China's Urbanization Plan Could Heighten Social Unrest
2013.11.13
China's growing focus on urbanization as a driver of economic growth could boost social tensions amid growing clashes over land between authorities and rural communities, analysts said Wednesday.
China's top economic planning body said on Wednesday it would throw its weight behind a growing focus on urbanization following a pledge by the ruling Chinese Communist Party leadership under President Xi Jinping to widen economic reforms over the next decade.
Beijing's State Development and Reform Commission (SDRC) gave no immediate details of its plans. However, the party leadership has vowed to let markets play a "decisive" role in allocating resources under its new reform agenda unveiled on Tuesday.
Liu Kaiming, head of the Institute of Contemporary Observation in the southern Chinese city of Shenzhen, said the government's preferred pattern was to acquire agricultural land for property development and then relocate former farming communities to urban areas.
"One example is in Chongqing, where they sent all the villagers to live in high-rise apartment blocks after requisitioning the agricultural land on the outskirts of the city," Liu said.
"Their land was then used for residential property developments."
'Like a storm'
Sichuan-based rights activist and founder of the Tianwang rights website Huang Qi said urbanization was hitting rural Chinese communities "like a storm," creating social disempowerment on a massive scale.
"Farmers who have lost their land are a fairly recent phenomenon in China that has emerged over the past 10 years," Huang said.
"[Their] numbers have been rising fast since 2006 ... and they have been gradually impoverished as a group [since then]," he said.
He said the government needed to take firm measures to protect the rights of farming communities in land acquisition deals, and to address the "problems left over" from the past decade of urbanization.
"Farmers who lose their land need to receive more compensation," Huang said.
Unemployment
According to Liu, the biggest problem created by the relentless pace of urbanization in recent years was that of unemployment among farmers forced from their land.
"The government provides farmers who have lost their land with social subsistence payments, but these payments in no way support any sort of dignified existence," Liu said.
"If the government actually provided [them] with some kind of practical training, [perhaps that would help]," he added.
Liu said China's training programs currently focused on turning out skilled computer operators and information technology support workers, chefs, and English teachers.
"There is no training [for farmers] that addresses local skills shortages in their own labor market," he said. "The government decides everything according to its own will, and they don't ask the farmers for their opinions."
Social unrest
The requisitioning of rural land for lucrative property deals by cash-hungry local governments also triggers thousands of "mass incidents" across China every year.

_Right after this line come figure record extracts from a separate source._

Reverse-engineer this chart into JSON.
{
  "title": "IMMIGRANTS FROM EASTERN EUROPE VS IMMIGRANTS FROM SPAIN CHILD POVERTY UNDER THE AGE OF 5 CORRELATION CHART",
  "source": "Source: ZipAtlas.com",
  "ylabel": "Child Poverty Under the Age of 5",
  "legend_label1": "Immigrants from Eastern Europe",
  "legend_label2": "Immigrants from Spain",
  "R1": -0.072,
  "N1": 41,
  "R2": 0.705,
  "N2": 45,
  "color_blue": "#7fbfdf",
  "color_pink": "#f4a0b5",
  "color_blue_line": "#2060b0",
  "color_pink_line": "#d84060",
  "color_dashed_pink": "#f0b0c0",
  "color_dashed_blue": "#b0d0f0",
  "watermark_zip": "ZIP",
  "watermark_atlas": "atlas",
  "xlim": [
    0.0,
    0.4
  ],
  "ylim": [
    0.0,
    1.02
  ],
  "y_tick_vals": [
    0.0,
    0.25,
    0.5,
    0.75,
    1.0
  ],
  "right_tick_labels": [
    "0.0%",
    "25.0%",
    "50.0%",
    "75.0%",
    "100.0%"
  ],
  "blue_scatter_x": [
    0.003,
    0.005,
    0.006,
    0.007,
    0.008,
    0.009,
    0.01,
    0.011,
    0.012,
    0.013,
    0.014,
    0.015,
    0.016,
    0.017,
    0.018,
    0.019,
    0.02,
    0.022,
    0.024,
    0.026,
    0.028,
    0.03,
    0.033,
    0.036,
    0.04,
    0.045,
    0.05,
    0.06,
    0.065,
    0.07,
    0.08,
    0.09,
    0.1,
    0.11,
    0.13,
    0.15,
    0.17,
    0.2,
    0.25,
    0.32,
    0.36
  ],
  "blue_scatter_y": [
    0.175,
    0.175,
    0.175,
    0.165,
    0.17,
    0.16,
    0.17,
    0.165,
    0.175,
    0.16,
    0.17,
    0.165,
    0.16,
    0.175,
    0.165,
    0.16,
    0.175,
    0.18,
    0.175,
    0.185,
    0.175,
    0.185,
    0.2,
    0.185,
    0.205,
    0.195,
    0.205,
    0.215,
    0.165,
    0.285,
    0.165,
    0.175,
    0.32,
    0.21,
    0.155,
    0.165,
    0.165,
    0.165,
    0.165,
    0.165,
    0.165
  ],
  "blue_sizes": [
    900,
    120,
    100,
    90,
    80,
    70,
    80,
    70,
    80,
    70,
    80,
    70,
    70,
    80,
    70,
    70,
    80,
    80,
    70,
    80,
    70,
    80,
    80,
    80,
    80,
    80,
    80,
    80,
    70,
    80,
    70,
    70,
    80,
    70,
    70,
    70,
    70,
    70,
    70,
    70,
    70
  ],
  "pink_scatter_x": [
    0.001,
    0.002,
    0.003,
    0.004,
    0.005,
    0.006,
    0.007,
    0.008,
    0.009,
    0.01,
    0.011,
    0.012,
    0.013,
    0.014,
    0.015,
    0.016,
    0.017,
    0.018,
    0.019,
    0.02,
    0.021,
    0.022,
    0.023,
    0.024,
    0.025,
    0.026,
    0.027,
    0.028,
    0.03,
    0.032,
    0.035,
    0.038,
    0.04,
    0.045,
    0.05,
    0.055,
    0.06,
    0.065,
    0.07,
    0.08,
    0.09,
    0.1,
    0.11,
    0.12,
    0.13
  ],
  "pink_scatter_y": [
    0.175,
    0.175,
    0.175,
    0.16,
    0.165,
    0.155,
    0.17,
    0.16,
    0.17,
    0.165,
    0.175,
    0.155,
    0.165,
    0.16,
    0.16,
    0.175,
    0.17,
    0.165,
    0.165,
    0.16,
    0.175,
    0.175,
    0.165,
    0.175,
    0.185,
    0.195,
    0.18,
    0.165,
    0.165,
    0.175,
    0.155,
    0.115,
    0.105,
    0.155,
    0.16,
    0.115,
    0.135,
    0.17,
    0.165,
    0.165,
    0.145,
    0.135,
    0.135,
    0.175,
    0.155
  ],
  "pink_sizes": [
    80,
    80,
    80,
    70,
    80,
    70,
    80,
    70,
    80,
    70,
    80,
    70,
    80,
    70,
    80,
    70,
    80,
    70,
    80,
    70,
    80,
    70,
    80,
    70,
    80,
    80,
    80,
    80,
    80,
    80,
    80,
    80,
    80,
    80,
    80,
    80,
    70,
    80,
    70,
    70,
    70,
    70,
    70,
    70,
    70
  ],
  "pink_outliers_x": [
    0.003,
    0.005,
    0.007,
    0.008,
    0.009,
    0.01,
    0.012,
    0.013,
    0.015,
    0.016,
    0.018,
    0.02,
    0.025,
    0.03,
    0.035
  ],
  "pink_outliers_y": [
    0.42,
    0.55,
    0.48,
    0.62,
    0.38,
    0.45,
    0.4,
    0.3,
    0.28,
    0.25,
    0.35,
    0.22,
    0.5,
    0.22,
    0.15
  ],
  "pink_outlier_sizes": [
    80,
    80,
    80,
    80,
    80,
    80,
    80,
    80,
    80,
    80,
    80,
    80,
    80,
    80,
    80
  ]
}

Many result in violent suppression, the detention of the main organizers, and intense pressure on the local population to comply with the government's wishes.
Farmers who have lost land to development form a significant part of China's growing population of petitioners, ordinary Chinese who pursue complaints against the government, often for many years, and to no avail.
The party leadership said on Tuesday that it would establish an agency to "manage" growing social unrest, as part of its economic reform plan.
The new "state security committee" will tackle social instability and unify other agencies in charge of increasing security challenges, both foreign and domestic, the party's Central Committee said in a statement.
State news agency Xinhua said the committee would "improve the system of national security and the country's national security strategy" so as to "effectively prevent and end social disputes and improve public security".
China's nationwide "stability maintenance" system, which now costs more to run than its People's Liberation Army (PLA), tracks the movements and activities of anyone engaged in political or rights activism, including petitioners and lawyers who help farming communities during land disputes, across the country.
Reported by Gao Shan for RFA's Mandarin Service. Translated and written in English by Luisetta Mudie.